Comparison of the teratogenic potential of inhaled ethylene glycol monomethyl ether in rats, mice, and rabbits.

Toxicology Research Laboratory, Health and Environmental Science, The Dow Chemical Company, Midland, Michigan 48640 USA
Toxicology and Applied Pharmacology (Impact Factor: 3.63). 10/1984; 75(3):409-22. DOI: 10.1016/0041-008X(84)90178-9
Source: PubMed

ABSTRACT Studies to assess the effects of inhaled ethylene glycol monomethyl ether (EGME) on embryonal and fetal development were conducted on groups of Fischer 344 rats, CF-1 mice, and New Zealand White rabbits.
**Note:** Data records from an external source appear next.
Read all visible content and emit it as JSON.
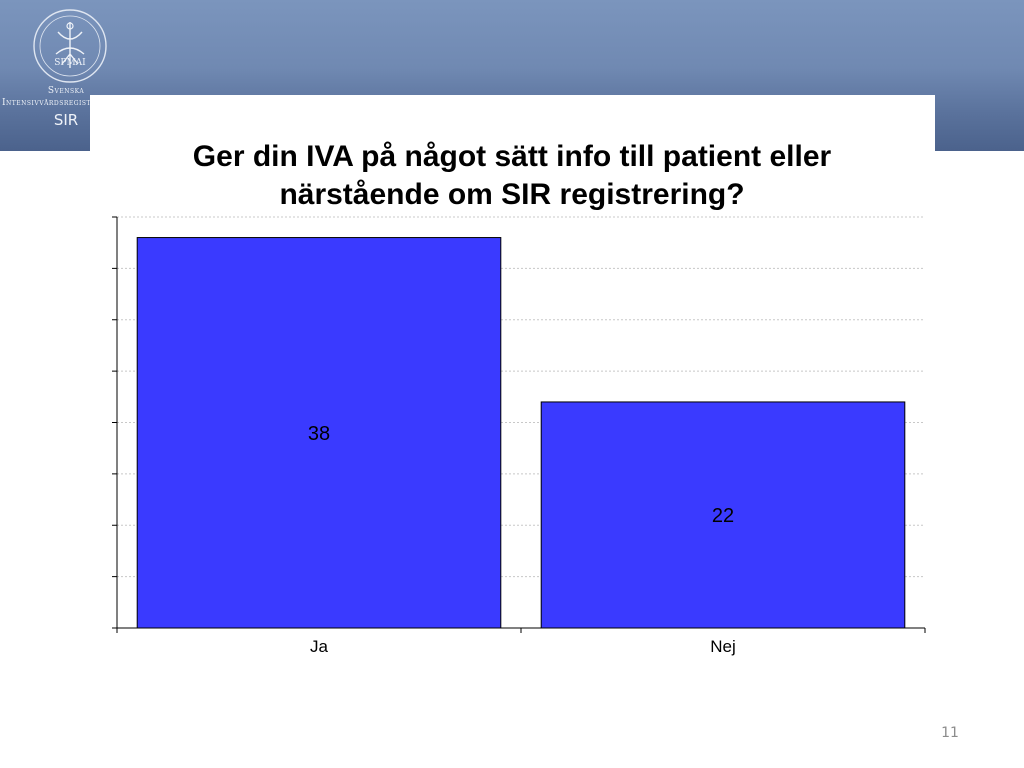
{
  "header": {
    "logo": {
      "name": "sir-logo",
      "seal_text": "SPMAI",
      "line1": "Svenska",
      "line2": "Intensivvårdsregister",
      "line3": "SIR"
    },
    "colors": {
      "band_top": "#7b95bd",
      "band_bottom": "#4b628c"
    }
  },
  "chart_data": {
    "type": "bar",
    "title_lines": [
      "Ger din IVA på något sätt info  till patient eller",
      "närstående om SIR registrering?"
    ],
    "categories": [
      "Ja",
      "Nej"
    ],
    "values": [
      38,
      22
    ],
    "data_labels": [
      "38",
      "22"
    ],
    "ylim": [
      0,
      40
    ],
    "xlabel": "",
    "ylabel": "",
    "grid": true,
    "legend": "none",
    "bar_color": "#3a3aff"
  },
  "footer": {
    "page_number": "11"
  }
}
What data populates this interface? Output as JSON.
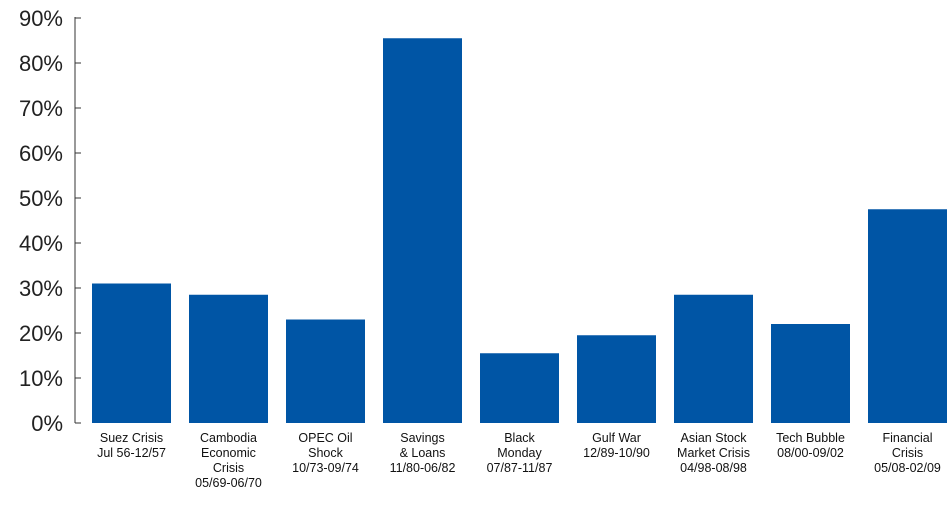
{
  "chart_data": {
    "type": "bar",
    "categories": [
      [
        "Suez Crisis",
        "Jul 56-12/57"
      ],
      [
        "Cambodia",
        "Economic",
        "Crisis",
        "05/69-06/70"
      ],
      [
        "OPEC Oil",
        "Shock",
        "10/73-09/74"
      ],
      [
        "Savings",
        "& Loans",
        "11/80-06/82"
      ],
      [
        "Black",
        "Monday",
        "07/87-11/87"
      ],
      [
        "Gulf War",
        "12/89-10/90"
      ],
      [
        "Asian Stock",
        "Market Crisis",
        "04/98-08/98"
      ],
      [
        "Tech Bubble",
        "08/00-09/02"
      ],
      [
        "Financial",
        "Crisis",
        "05/08-02/09"
      ]
    ],
    "values": [
      31,
      28.5,
      23,
      85.5,
      15.5,
      19.5,
      28.5,
      22,
      47.5
    ],
    "yticks": [
      "0%",
      "10%",
      "20%",
      "30%",
      "40%",
      "50%",
      "60%",
      "70%",
      "80%",
      "90%"
    ],
    "ylim": [
      0,
      90
    ],
    "color": "#0055a5",
    "grid": false,
    "legend": "none"
  }
}
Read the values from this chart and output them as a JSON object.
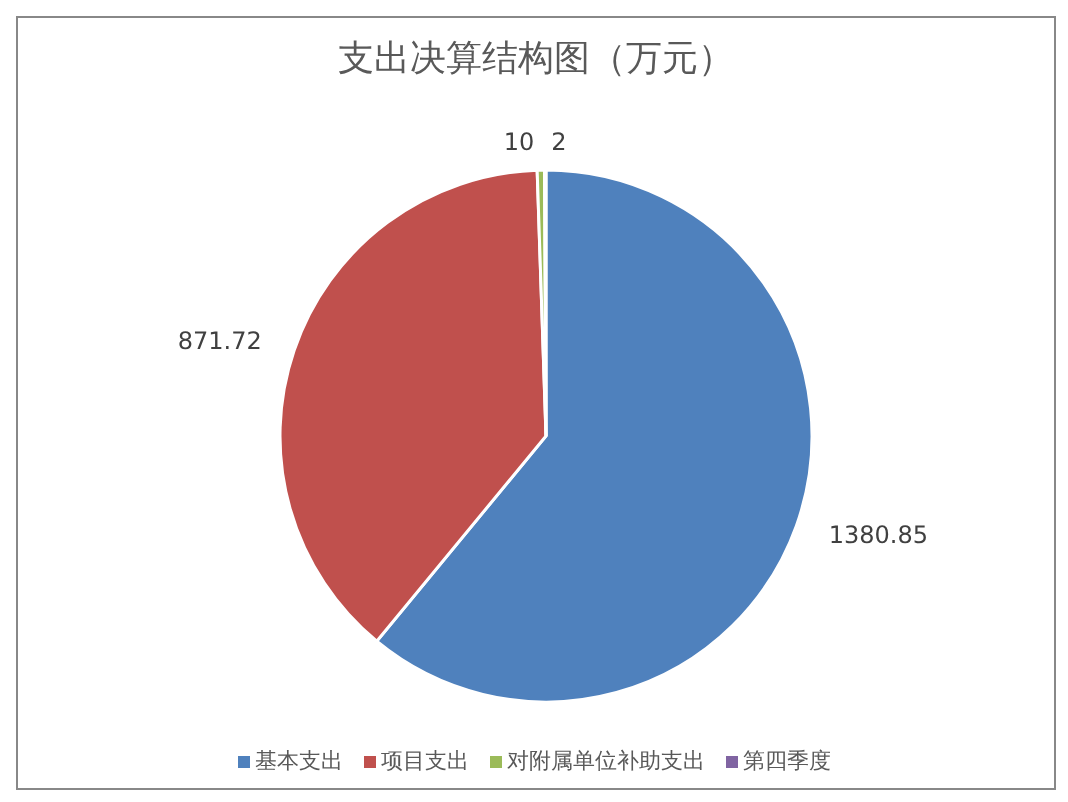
{
  "chart_data": {
    "type": "pie",
    "title": "支出决算结构图（万元）",
    "categories": [
      "基本支出",
      "项目支出",
      "对附属单位补助支出",
      "第四季度"
    ],
    "values": [
      1380.85,
      871.72,
      10,
      2
    ],
    "colors": [
      "#4f81bd",
      "#c0504d",
      "#9bbb59",
      "#8064a2"
    ],
    "data_labels": true,
    "legend": "bottom"
  }
}
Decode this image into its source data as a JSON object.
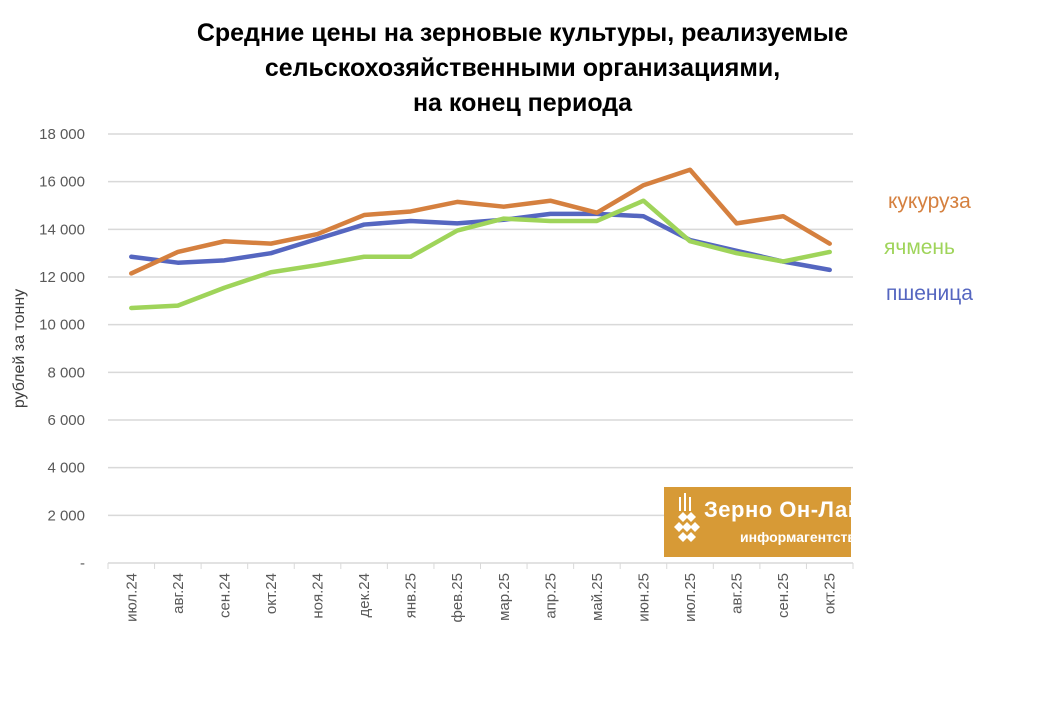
{
  "chart_data": {
    "type": "line",
    "title": [
      "Средние цены на зерновые культуры, реализуемые",
      "сельскохозяйственными организациями,",
      "на конец периода"
    ],
    "ylabel": "рублей за тонну",
    "xlabel": "",
    "ylim": [
      0,
      18000
    ],
    "yticks": [
      0,
      2000,
      4000,
      6000,
      8000,
      10000,
      12000,
      14000,
      16000,
      18000
    ],
    "ytick_labels": [
      "-",
      "2 000",
      "4 000",
      "6 000",
      "8 000",
      "10 000",
      "12 000",
      "14 000",
      "16 000",
      "18 000"
    ],
    "grid": true,
    "legend_position": "right",
    "categories": [
      "июл.24",
      "авг.24",
      "сен.24",
      "окт.24",
      "ноя.24",
      "дек.24",
      "янв.25",
      "фев.25",
      "мар.25",
      "апр.25",
      "май.25",
      "июн.25",
      "июл.25",
      "авг.25",
      "сен.25",
      "окт.25"
    ],
    "series": [
      {
        "name": "кукуруза",
        "color": "#d5803f",
        "values": [
          12150,
          13050,
          13500,
          13400,
          13800,
          14600,
          14750,
          15150,
          14950,
          15200,
          14700,
          15850,
          16500,
          14250,
          14550,
          13400
        ]
      },
      {
        "name": "ячмень",
        "color": "#9fd45a",
        "values": [
          10700,
          10800,
          11550,
          12200,
          12500,
          12850,
          12850,
          13950,
          14450,
          14350,
          14350,
          15200,
          13500,
          13000,
          12650,
          13050
        ]
      },
      {
        "name": "пшеница",
        "color": "#5566c0",
        "values": [
          12850,
          12600,
          12700,
          13000,
          13600,
          14200,
          14350,
          14250,
          14400,
          14650,
          14650,
          14550,
          13550,
          13100,
          12650,
          12300
        ]
      }
    ]
  },
  "logo": {
    "name": "Зерно Он-Лайн",
    "subtitle": "информагентство"
  }
}
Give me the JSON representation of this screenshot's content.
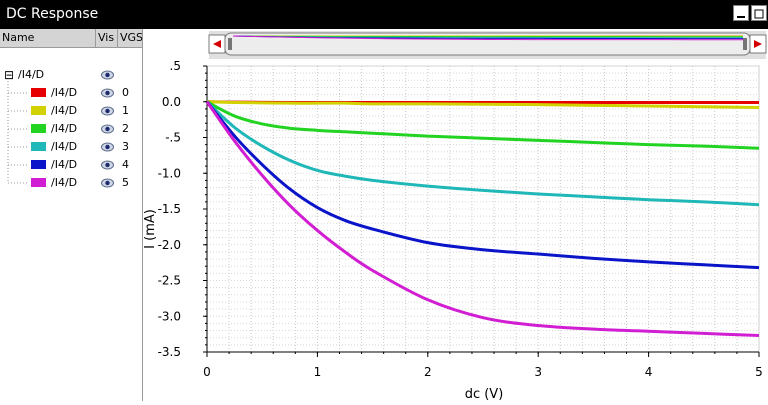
{
  "window": {
    "title": "DC Response"
  },
  "legend": {
    "columns": [
      "Name",
      "Vis",
      "VGS"
    ],
    "parent": {
      "label": "/I4/D",
      "expander": "⊟"
    },
    "items": [
      {
        "label": "/I4/D",
        "color": "#e60000",
        "value": "0",
        "icon": "eye-icon"
      },
      {
        "label": "/I4/D",
        "color": "#d2d200",
        "value": "1",
        "icon": "eye-icon"
      },
      {
        "label": "/I4/D",
        "color": "#22d322",
        "value": "2",
        "icon": "eye-icon"
      },
      {
        "label": "/I4/D",
        "color": "#1fb7b7",
        "value": "3",
        "icon": "eye-icon"
      },
      {
        "label": "/I4/D",
        "color": "#0a14c8",
        "value": "4",
        "icon": "eye-icon"
      },
      {
        "label": "/I4/D",
        "color": "#d21ed2",
        "value": "5",
        "icon": "eye-icon"
      }
    ]
  },
  "chart_data": {
    "type": "line",
    "xlabel": "dc (V)",
    "ylabel": "I (mA)",
    "xlim": [
      0,
      5
    ],
    "ylim": [
      -3.5,
      0.5
    ],
    "xticks": [
      "0",
      "1",
      "2",
      "3",
      "4",
      "5"
    ],
    "yticks": [
      ".5",
      "0.0",
      "-.5",
      "-1.0",
      "-1.5",
      "-2.0",
      "-2.5",
      "-3.0",
      "-3.5"
    ],
    "grid": true,
    "legend_placement": "left panel",
    "x": [
      0,
      0.25,
      0.5,
      0.75,
      1,
      1.25,
      1.5,
      2,
      2.5,
      3,
      3.5,
      4,
      4.5,
      5
    ],
    "series": [
      {
        "name": "/I4/D",
        "vgs": "0",
        "color": "#e60000",
        "values": [
          0,
          -0.005,
          -0.008,
          -0.01,
          -0.01,
          -0.01,
          -0.01,
          -0.01,
          -0.01,
          -0.01,
          -0.01,
          -0.01,
          -0.01,
          -0.01
        ]
      },
      {
        "name": "/I4/D",
        "vgs": "1",
        "color": "#d2d200",
        "values": [
          0,
          -0.01,
          -0.015,
          -0.02,
          -0.02,
          -0.02,
          -0.03,
          -0.03,
          -0.035,
          -0.04,
          -0.05,
          -0.06,
          -0.07,
          -0.08
        ]
      },
      {
        "name": "/I4/D",
        "vgs": "2",
        "color": "#22d322",
        "values": [
          0,
          -0.2,
          -0.31,
          -0.37,
          -0.4,
          -0.42,
          -0.44,
          -0.48,
          -0.51,
          -0.54,
          -0.57,
          -0.6,
          -0.62,
          -0.65
        ]
      },
      {
        "name": "/I4/D",
        "vgs": "3",
        "color": "#1fb7b7",
        "values": [
          0,
          -0.36,
          -0.62,
          -0.82,
          -0.96,
          -1.04,
          -1.1,
          -1.18,
          -1.24,
          -1.29,
          -1.33,
          -1.37,
          -1.4,
          -1.44
        ]
      },
      {
        "name": "/I4/D",
        "vgs": "4",
        "color": "#0a14c8",
        "values": [
          0,
          -0.48,
          -0.88,
          -1.22,
          -1.48,
          -1.66,
          -1.78,
          -1.97,
          -2.07,
          -2.13,
          -2.19,
          -2.24,
          -2.28,
          -2.32
        ]
      },
      {
        "name": "/I4/D",
        "vgs": "5",
        "color": "#d21ed2",
        "values": [
          0,
          -0.55,
          -1.03,
          -1.45,
          -1.8,
          -2.1,
          -2.36,
          -2.77,
          -3.02,
          -3.13,
          -3.18,
          -3.21,
          -3.24,
          -3.27
        ]
      }
    ]
  }
}
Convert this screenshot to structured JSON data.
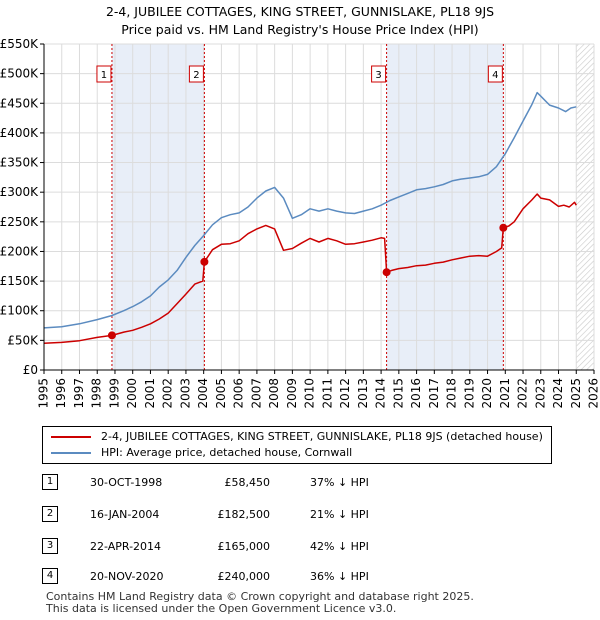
{
  "title_line1": "2-4, JUBILEE COTTAGES, KING STREET, GUNNISLAKE, PL18 9JS",
  "title_line2": "Price paid vs. HM Land Registry's House Price Index (HPI)",
  "chart_data": {
    "type": "line",
    "title": "2-4, JUBILEE COTTAGES, KING STREET, GUNNISLAKE, PL18 9JS — Price paid vs. HM Land Registry's House Price Index (HPI)",
    "xlim": [
      1995,
      2026
    ],
    "ylim": [
      0,
      550000
    ],
    "x_ticks": [
      1995,
      1996,
      1997,
      1998,
      1999,
      2000,
      2001,
      2002,
      2003,
      2004,
      2005,
      2006,
      2007,
      2008,
      2009,
      2010,
      2011,
      2012,
      2013,
      2014,
      2015,
      2016,
      2017,
      2018,
      2019,
      2020,
      2021,
      2022,
      2023,
      2024,
      2025,
      2026
    ],
    "y_ticks": [
      0,
      50000,
      100000,
      150000,
      200000,
      250000,
      300000,
      350000,
      400000,
      450000,
      500000,
      550000
    ],
    "y_tick_labels": [
      "£0",
      "£50K",
      "£100K",
      "£150K",
      "£200K",
      "£250K",
      "£300K",
      "£350K",
      "£400K",
      "£450K",
      "£500K",
      "£550K"
    ],
    "shaded_periods": [
      [
        1998.83,
        2004.04
      ],
      [
        2014.31,
        2020.89
      ]
    ],
    "hatched_from": 2025.0,
    "series": [
      {
        "name": "2-4, JUBILEE COTTAGES, KING STREET, GUNNISLAKE, PL18 9JS (detached house)",
        "color": "#cc0000",
        "x": [
          1995.0,
          1996.0,
          1997.0,
          1998.0,
          1998.83,
          1999.5,
          2000.0,
          2000.5,
          2001.0,
          2001.5,
          2002.0,
          2002.5,
          2003.0,
          2003.5,
          2003.95,
          2004.04,
          2004.5,
          2005.0,
          2005.5,
          2006.0,
          2006.5,
          2007.0,
          2007.5,
          2008.0,
          2008.5,
          2009.0,
          2009.5,
          2010.0,
          2010.5,
          2011.0,
          2011.5,
          2012.0,
          2012.5,
          2013.0,
          2013.5,
          2014.0,
          2014.2,
          2014.31,
          2014.6,
          2015.0,
          2015.5,
          2016.0,
          2016.5,
          2017.0,
          2017.5,
          2018.0,
          2018.5,
          2019.0,
          2019.5,
          2020.0,
          2020.5,
          2020.8,
          2020.89,
          2021.2,
          2021.5,
          2022.0,
          2022.5,
          2022.8,
          2023.0,
          2023.5,
          2024.0,
          2024.3,
          2024.6,
          2024.9,
          2025.0
        ],
        "y": [
          45000,
          46500,
          49500,
          55000,
          58450,
          64000,
          67000,
          72000,
          78000,
          86000,
          96000,
          112000,
          128000,
          145000,
          150000,
          182500,
          203000,
          212000,
          213000,
          218000,
          230000,
          238000,
          244000,
          238000,
          202000,
          205000,
          214000,
          222000,
          216000,
          222000,
          218000,
          212000,
          213000,
          216000,
          219000,
          223000,
          222000,
          165000,
          168000,
          171000,
          173000,
          176000,
          177000,
          180000,
          182000,
          186000,
          189000,
          192000,
          193000,
          192000,
          200000,
          206000,
          240000,
          243000,
          250000,
          272000,
          287000,
          297000,
          290000,
          287000,
          276000,
          278000,
          275000,
          283000,
          278000
        ]
      },
      {
        "name": "HPI: Average price, detached house, Cornwall",
        "color": "#5b8bc0",
        "x": [
          1995.0,
          1996.0,
          1997.0,
          1998.0,
          1998.83,
          1999.5,
          2000.0,
          2000.5,
          2001.0,
          2001.5,
          2002.0,
          2002.5,
          2003.0,
          2003.5,
          2004.0,
          2004.5,
          2005.0,
          2005.5,
          2006.0,
          2006.5,
          2007.0,
          2007.5,
          2008.0,
          2008.5,
          2009.0,
          2009.5,
          2010.0,
          2010.5,
          2011.0,
          2011.5,
          2012.0,
          2012.5,
          2013.0,
          2013.5,
          2014.0,
          2014.5,
          2015.0,
          2015.5,
          2016.0,
          2016.5,
          2017.0,
          2017.5,
          2018.0,
          2018.5,
          2019.0,
          2019.5,
          2020.0,
          2020.5,
          2021.0,
          2021.5,
          2022.0,
          2022.5,
          2022.8,
          2023.0,
          2023.5,
          2024.0,
          2024.4,
          2024.7,
          2025.0
        ],
        "y": [
          71000,
          73000,
          78000,
          85000,
          92000,
          100000,
          107000,
          115000,
          125000,
          140000,
          152000,
          168000,
          190000,
          210000,
          227000,
          245000,
          257000,
          262000,
          265000,
          275000,
          290000,
          302000,
          308000,
          290000,
          256000,
          262000,
          272000,
          268000,
          272000,
          268000,
          265000,
          264000,
          268000,
          272000,
          278000,
          286000,
          292000,
          298000,
          304000,
          306000,
          309000,
          313000,
          319000,
          322000,
          324000,
          326000,
          330000,
          343000,
          365000,
          392000,
          420000,
          448000,
          468000,
          462000,
          447000,
          442000,
          436000,
          442000,
          444000
        ]
      }
    ],
    "sales": [
      {
        "label": "1",
        "x": 1998.83,
        "y": 58450
      },
      {
        "label": "2",
        "x": 2004.04,
        "y": 182500
      },
      {
        "label": "3",
        "x": 2014.31,
        "y": 165000
      },
      {
        "label": "4",
        "x": 2020.89,
        "y": 240000
      }
    ]
  },
  "legend": {
    "property_label": "2-4, JUBILEE COTTAGES, KING STREET, GUNNISLAKE, PL18 9JS (detached house)",
    "hpi_label": "HPI: Average price, detached house, Cornwall",
    "property_color": "#cc0000",
    "hpi_color": "#5b8bc0"
  },
  "sales_table": [
    {
      "num": "1",
      "date": "30-OCT-1998",
      "price": "£58,450",
      "hpi": "37% ↓ HPI"
    },
    {
      "num": "2",
      "date": "16-JAN-2004",
      "price": "£182,500",
      "hpi": "21% ↓ HPI"
    },
    {
      "num": "3",
      "date": "22-APR-2014",
      "price": "£165,000",
      "hpi": "42% ↓ HPI"
    },
    {
      "num": "4",
      "date": "20-NOV-2020",
      "price": "£240,000",
      "hpi": "36% ↓ HPI"
    }
  ],
  "footer_line1": "Contains HM Land Registry data © Crown copyright and database right 2025.",
  "footer_line2": "This data is licensed under the Open Government Licence v3.0."
}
Rabbits and rats were exposed to vapor concentrations of 0, 3, 10, or 50 ppm for 6 hr/day on Days 6 through 18, or Days 6 through 15 of gestation, respectively; mice were exposed to 0, 10, or 50 ppm on Days 6 through 15 of gestation. Exposure of pregnant rabbits to 50 ppm produced significant increases in the incidence of malformations, minor variations, and resorptions, as well as a decrease in fetal body weight. Rats and mice exposed to 50 ppm showed no evidence of a teratogenic effect, although indications of slight fetotoxicity were observed in both species. Transient decreases in maternal body weight gain among rats, mice, and rabbits exposed to 50 ppm were the only consistent signs of maternal effects. No significant treatment-related effects on fetal development were observed in any of the species tested at 10 ppm of EGME or below.